Does anyone have information about Refugio’s “Rancho Drive-in”? I have interviewed the locals and I have a general idea of the location, without any historical imagery or top maps to verify exactly.
I do know that Video Independent Theaters operated it, at least at one point. Also……
Aug 15, 1953 Billboard Magazine…..“As part of the third anniversary celebration of the Rancho Drive-in, Refugio, Tex., Marvin Gollehon, manager, admitted each car, regardless of how many there were in it, at the special price of 50 cents….”
How do we get a page for the Cove Drive-in in Rockport?
Jul 18, 1953 Billboard says…. “Cove Drive-in has been opened by Ed Bernard at Rockport, Tex., where he also owns the Surf Theater……”
April 30, 1955 Billboard magazine says…“CinemaScope has been installed at the Cove Drive-in at Rockport, Tex., according to owner Ed Bernard…”
New York Times Sep 12, 1961 Hurricane Carla…“Downtown Rockport, a town of 3,000 near Corpus Christi, was swamped with two feet of water. A drive-in theater was blown away.”
Does anyone have information about The Sinton drive-in. I have the location from Google Earth historical imagery on Hwy 77 just south of the town. I don’t know when it opened or who operated it.
Sep 25, 1954 Billboard Magazine says…“John Reed, manager of the Mathis Drive In, Mathis, Tex., has announced that CinemaScope has been installed at the drive in…”.
Oct 9, 1954 Billboard Magazine says…“Leon Glasscock, head of the Glasscock Theater Circuit, has announced that CinemaScope is being installed in his seven theaters and two drive-ins that comprise the circuit. Drive-ins include the Mathis Drive-in, Mathis Tex., and the Trail Drive-in at Pleasonton, Tex….”
I got recent photos of the Buckhorn (Oct 9, 2010). I hope to have links soon.

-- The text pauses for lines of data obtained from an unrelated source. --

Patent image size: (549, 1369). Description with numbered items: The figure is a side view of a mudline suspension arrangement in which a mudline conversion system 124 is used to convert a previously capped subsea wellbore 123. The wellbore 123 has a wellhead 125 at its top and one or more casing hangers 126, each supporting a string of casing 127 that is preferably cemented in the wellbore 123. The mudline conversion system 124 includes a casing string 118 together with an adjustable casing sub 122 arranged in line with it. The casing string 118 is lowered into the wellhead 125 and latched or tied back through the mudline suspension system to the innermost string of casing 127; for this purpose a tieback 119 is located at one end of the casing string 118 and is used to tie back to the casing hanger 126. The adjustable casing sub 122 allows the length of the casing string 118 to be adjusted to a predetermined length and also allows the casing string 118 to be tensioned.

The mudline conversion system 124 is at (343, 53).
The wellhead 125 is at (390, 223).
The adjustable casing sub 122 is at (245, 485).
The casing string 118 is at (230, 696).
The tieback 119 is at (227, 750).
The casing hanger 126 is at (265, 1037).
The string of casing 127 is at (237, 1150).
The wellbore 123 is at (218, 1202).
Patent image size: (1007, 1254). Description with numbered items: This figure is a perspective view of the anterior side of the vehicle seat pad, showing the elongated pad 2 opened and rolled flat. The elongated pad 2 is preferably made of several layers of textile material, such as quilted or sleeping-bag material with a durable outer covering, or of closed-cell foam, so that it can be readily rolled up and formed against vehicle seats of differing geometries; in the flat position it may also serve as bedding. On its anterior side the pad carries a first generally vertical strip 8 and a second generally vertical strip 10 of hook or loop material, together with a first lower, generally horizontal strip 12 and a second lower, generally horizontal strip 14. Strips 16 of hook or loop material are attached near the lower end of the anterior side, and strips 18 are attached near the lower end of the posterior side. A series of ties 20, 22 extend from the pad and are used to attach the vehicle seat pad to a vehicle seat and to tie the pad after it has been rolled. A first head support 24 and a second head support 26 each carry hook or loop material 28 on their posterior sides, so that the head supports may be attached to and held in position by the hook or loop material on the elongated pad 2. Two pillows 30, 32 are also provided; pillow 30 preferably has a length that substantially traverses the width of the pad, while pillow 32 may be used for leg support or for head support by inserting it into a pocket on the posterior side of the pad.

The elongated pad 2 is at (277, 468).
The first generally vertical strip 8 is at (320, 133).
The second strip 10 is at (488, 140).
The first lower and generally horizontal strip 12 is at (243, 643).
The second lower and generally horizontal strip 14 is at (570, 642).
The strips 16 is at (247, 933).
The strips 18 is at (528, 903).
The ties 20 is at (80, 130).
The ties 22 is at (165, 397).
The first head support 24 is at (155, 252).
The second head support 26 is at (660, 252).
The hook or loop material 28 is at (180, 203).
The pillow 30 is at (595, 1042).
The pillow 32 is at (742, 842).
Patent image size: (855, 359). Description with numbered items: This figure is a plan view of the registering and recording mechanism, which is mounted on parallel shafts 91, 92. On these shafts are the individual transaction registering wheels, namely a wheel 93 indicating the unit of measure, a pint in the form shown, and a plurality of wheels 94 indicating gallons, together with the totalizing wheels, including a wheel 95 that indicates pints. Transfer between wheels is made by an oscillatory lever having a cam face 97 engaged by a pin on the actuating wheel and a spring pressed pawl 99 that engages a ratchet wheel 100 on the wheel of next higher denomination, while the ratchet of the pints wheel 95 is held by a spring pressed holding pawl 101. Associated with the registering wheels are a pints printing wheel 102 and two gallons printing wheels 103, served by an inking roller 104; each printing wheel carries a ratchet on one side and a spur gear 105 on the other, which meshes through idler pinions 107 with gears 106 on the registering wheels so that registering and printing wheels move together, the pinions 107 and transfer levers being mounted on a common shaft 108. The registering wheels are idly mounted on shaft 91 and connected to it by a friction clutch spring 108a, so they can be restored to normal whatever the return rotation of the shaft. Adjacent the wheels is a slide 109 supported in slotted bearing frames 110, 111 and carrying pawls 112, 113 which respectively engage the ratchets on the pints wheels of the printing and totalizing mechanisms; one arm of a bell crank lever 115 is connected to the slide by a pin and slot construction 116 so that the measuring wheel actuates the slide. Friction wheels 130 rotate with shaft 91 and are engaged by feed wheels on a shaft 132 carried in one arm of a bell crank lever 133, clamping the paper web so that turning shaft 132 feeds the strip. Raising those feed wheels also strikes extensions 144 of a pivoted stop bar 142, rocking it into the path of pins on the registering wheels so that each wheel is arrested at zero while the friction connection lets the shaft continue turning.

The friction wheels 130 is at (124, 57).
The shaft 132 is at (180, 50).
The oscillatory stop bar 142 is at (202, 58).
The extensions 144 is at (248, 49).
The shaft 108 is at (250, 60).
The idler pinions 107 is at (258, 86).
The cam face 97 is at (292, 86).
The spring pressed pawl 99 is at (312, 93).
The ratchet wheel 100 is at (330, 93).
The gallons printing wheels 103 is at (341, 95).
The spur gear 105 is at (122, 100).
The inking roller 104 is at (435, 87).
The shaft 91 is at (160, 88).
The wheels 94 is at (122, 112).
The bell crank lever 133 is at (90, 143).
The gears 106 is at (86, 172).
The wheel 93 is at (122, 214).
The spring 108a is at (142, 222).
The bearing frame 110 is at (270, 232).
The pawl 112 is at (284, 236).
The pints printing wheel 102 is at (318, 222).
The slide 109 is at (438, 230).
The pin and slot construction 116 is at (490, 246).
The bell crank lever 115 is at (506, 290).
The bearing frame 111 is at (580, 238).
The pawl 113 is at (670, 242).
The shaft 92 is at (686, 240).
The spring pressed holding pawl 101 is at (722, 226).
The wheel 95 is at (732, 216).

I also got photos of the remains of the concession/projection booth of ‘The Coyote’ drive-in in Alice. This one was also operated by ‘The Buckhorn’ owner H.C. Gunter.
I also got photos of ‘The Ranch’ drive-in location. Not much there anymore. This one was once operated by the Garza Brothers and Solis Brothers. It is remembered around Alice as the one that showed spanish language films.

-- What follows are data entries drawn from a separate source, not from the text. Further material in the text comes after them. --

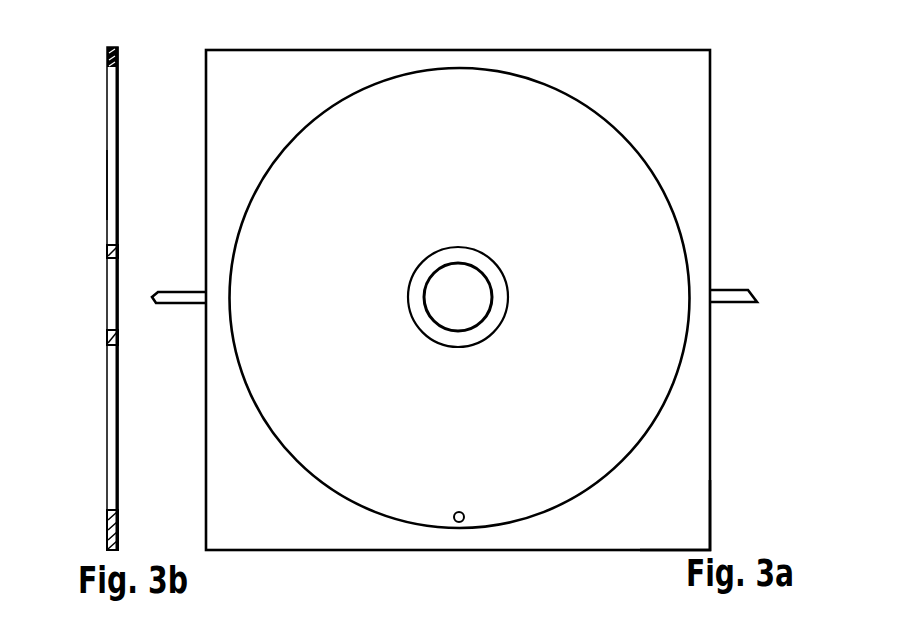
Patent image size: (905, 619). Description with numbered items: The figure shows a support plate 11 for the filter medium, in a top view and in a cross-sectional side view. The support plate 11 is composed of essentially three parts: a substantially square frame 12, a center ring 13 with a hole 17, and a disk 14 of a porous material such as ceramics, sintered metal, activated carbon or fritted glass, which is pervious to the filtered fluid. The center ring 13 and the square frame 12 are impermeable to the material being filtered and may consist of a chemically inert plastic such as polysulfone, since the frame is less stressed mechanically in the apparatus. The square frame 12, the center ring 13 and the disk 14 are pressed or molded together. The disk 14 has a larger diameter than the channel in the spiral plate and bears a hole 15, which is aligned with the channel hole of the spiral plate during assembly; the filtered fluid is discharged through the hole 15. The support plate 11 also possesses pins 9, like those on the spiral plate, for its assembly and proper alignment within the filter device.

In FIG. 3a, the pins 9 is at (176, 296).
In FIG. 3a, the support plate 11 is at (588, 49).
In FIG. 3b, the support plate 11 is at (108, 57).
In FIG. 3a, the square frame 12 is at (690, 526).
In FIG. 3a, the center ring 13 is at (415, 290).
In FIG. 3b, the center ring 13 is at (118, 252).
In FIG. 3a, the disk 14 is at (295, 213).
In FIG. 3b, the disk 14 is at (115, 185).
In FIG. 3a, the hole 15 is at (454, 520).
In FIG. 3b, the hole 15 is at (107, 518).
In FIG. 3a, the hole 17 is at (457, 298).
In FIG. 3b, the hole 17 is at (115, 300).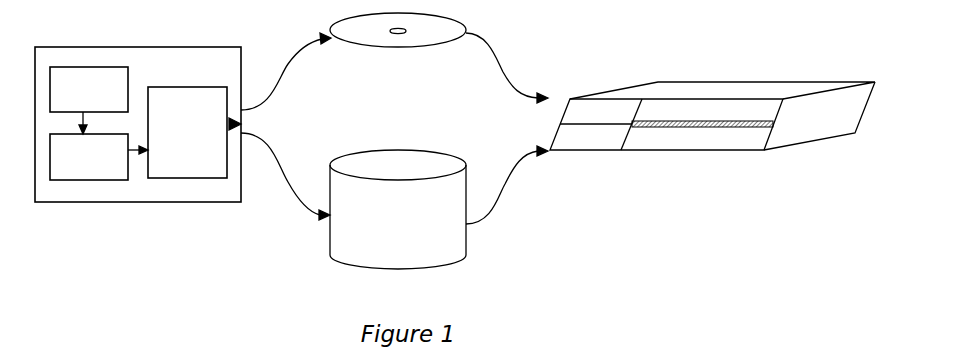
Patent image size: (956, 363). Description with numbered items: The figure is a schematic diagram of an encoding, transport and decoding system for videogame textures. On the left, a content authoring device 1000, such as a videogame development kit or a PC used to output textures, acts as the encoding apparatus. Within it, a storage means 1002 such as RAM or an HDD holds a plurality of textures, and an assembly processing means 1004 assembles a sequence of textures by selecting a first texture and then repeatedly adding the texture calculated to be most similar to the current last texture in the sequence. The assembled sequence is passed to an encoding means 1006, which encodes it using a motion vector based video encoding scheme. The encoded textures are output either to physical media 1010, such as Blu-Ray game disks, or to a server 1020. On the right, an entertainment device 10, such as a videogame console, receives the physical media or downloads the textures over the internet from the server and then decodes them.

The entertainment device 10 is at (712, 101).
The content authoring device 1000 is at (138, 124).
The storage means 1002 is at (89, 100).
The assembly processing means 1004 is at (99, 157).
The encoding means 1006 is at (187, 132).
The physical media 1010 is at (394, 61).
The server 1020 is at (394, 201).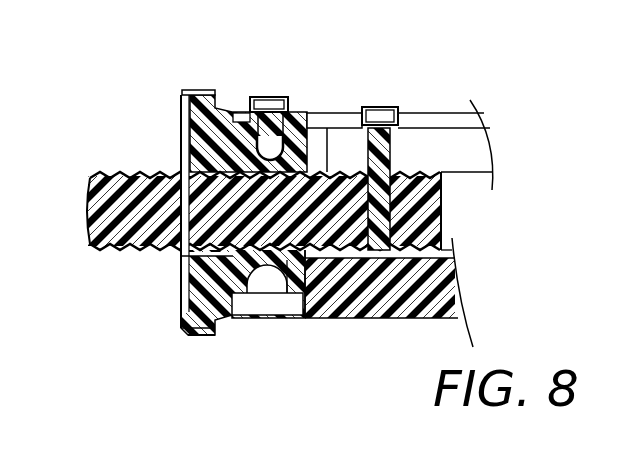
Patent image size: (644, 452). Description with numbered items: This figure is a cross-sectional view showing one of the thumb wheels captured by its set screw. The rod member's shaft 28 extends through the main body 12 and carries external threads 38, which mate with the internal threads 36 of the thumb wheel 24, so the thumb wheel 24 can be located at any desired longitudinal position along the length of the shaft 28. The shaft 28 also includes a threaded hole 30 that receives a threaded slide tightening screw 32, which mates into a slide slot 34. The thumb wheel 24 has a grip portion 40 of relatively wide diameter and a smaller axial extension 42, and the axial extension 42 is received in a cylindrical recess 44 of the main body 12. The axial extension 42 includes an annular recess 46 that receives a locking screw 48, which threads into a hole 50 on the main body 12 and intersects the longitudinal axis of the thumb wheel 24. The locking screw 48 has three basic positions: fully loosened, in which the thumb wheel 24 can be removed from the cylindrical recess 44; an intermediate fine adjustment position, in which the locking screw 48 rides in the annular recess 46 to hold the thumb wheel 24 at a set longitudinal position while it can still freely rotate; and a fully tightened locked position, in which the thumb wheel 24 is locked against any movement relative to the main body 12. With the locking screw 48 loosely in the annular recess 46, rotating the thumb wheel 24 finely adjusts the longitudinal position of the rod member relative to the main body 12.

Robstown had at least three drive-ins as follows:
Ruben Chavez Dr at John Wayne Dr – ‘The Airport Drive-in’ opened in Fall 1955 by Ray and Gilbert Garza (aka Garza Brothers). It started as a Spanish language drive-in.

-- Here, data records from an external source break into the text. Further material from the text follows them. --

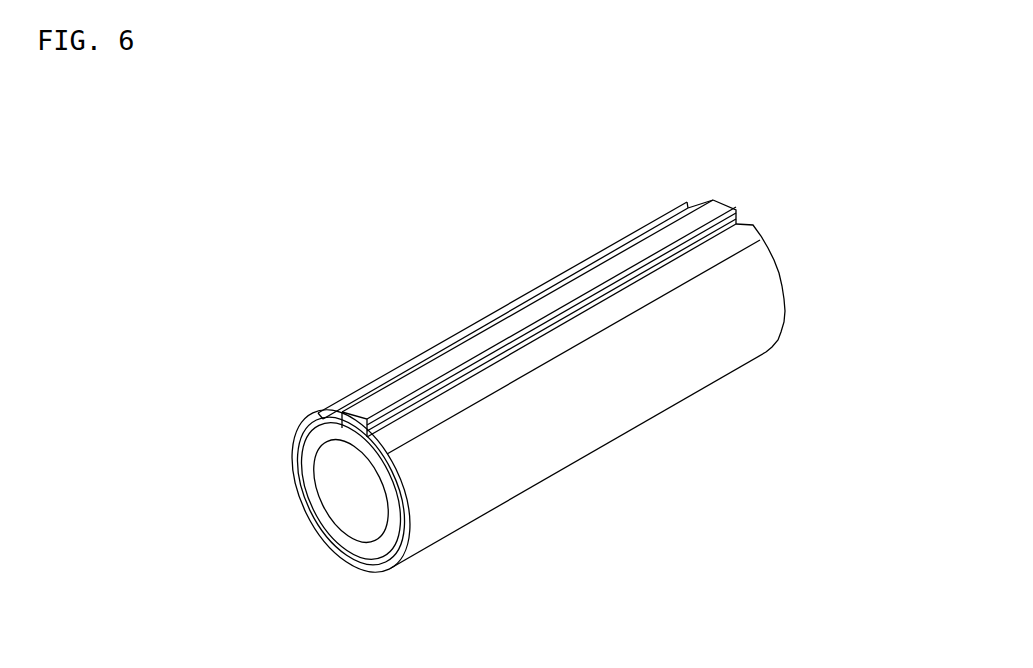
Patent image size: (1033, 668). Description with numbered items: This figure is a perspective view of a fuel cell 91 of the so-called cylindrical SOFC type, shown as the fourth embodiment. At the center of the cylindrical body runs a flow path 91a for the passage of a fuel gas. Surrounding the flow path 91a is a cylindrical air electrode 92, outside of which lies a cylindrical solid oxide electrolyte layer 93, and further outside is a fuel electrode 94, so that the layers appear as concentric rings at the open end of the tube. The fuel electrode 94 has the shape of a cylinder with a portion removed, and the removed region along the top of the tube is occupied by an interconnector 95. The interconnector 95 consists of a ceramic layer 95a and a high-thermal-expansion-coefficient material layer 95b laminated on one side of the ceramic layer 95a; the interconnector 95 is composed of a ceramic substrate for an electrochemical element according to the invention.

The fuel cell 91 is at (360, 288).
The flow path 91a is at (363, 508).
The air electrode 92 is at (331, 493).
The solid oxide electrolyte layer 93 is at (383, 566).
The fuel electrode 94 is at (492, 498).
The interconnector 95 is at (558, 228).
The ceramic layer 95a is at (420, 406).
The high-thermal-expansion-coefficient material layer 95b is at (552, 302).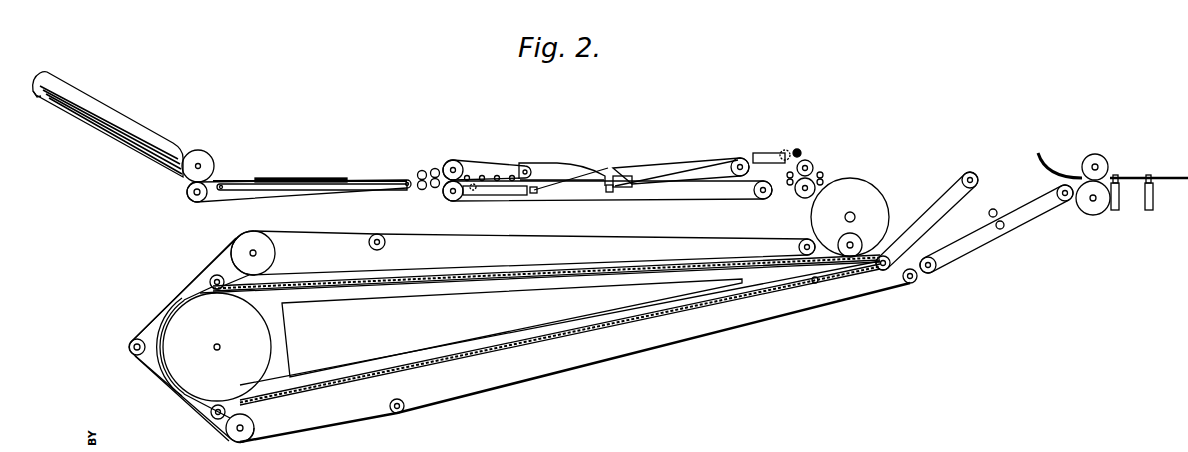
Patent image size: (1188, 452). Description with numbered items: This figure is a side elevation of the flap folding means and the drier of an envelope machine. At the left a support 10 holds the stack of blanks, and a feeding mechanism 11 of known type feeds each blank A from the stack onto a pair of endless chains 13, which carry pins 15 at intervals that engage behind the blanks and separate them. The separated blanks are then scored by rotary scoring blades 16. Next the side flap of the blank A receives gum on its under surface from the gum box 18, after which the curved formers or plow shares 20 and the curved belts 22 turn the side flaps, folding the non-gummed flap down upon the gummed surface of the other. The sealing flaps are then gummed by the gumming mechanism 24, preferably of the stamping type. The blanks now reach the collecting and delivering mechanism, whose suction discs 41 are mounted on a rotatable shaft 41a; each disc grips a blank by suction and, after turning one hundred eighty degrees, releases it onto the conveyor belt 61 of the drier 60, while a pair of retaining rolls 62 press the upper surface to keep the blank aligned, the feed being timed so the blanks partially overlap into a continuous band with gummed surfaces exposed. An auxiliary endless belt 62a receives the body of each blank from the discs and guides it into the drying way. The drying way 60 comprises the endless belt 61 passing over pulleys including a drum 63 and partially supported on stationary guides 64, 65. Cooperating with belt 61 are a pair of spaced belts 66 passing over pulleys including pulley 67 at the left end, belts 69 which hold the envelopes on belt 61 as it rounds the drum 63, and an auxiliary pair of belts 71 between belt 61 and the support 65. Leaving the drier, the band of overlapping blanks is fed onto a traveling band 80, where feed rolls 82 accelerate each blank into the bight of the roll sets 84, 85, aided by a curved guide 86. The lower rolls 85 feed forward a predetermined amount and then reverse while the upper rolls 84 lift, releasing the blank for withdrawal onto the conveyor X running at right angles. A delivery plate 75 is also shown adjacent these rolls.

Western Ave at W Ave D – ‘The San Pedro Drive-in’ opened in late 1953 or early 1954 by Arnulfo Gonzales and Tito Sandoval, managed by Tito Sandoval. It started with a two language double feature policy.
Hwy 44 – ‘The Starlite Drive-in’ and later as ‘The Robstown Drive-in’ when Hurricane Celia blew it down. It was operated by Robb-Rowley, Rowley United and finally United Artists. I’m not 100% sure that the ‘The Starlite’ and ‘The Robstown’ are one and the same…..I hope to have definitive evidence soon. I do know that ‘The Robstown’ was blown down by Celia and I know that it was on Hwy 44, and I know that a drive-in existed at that location before 1956 when it probably was not called ‘The Robstown’.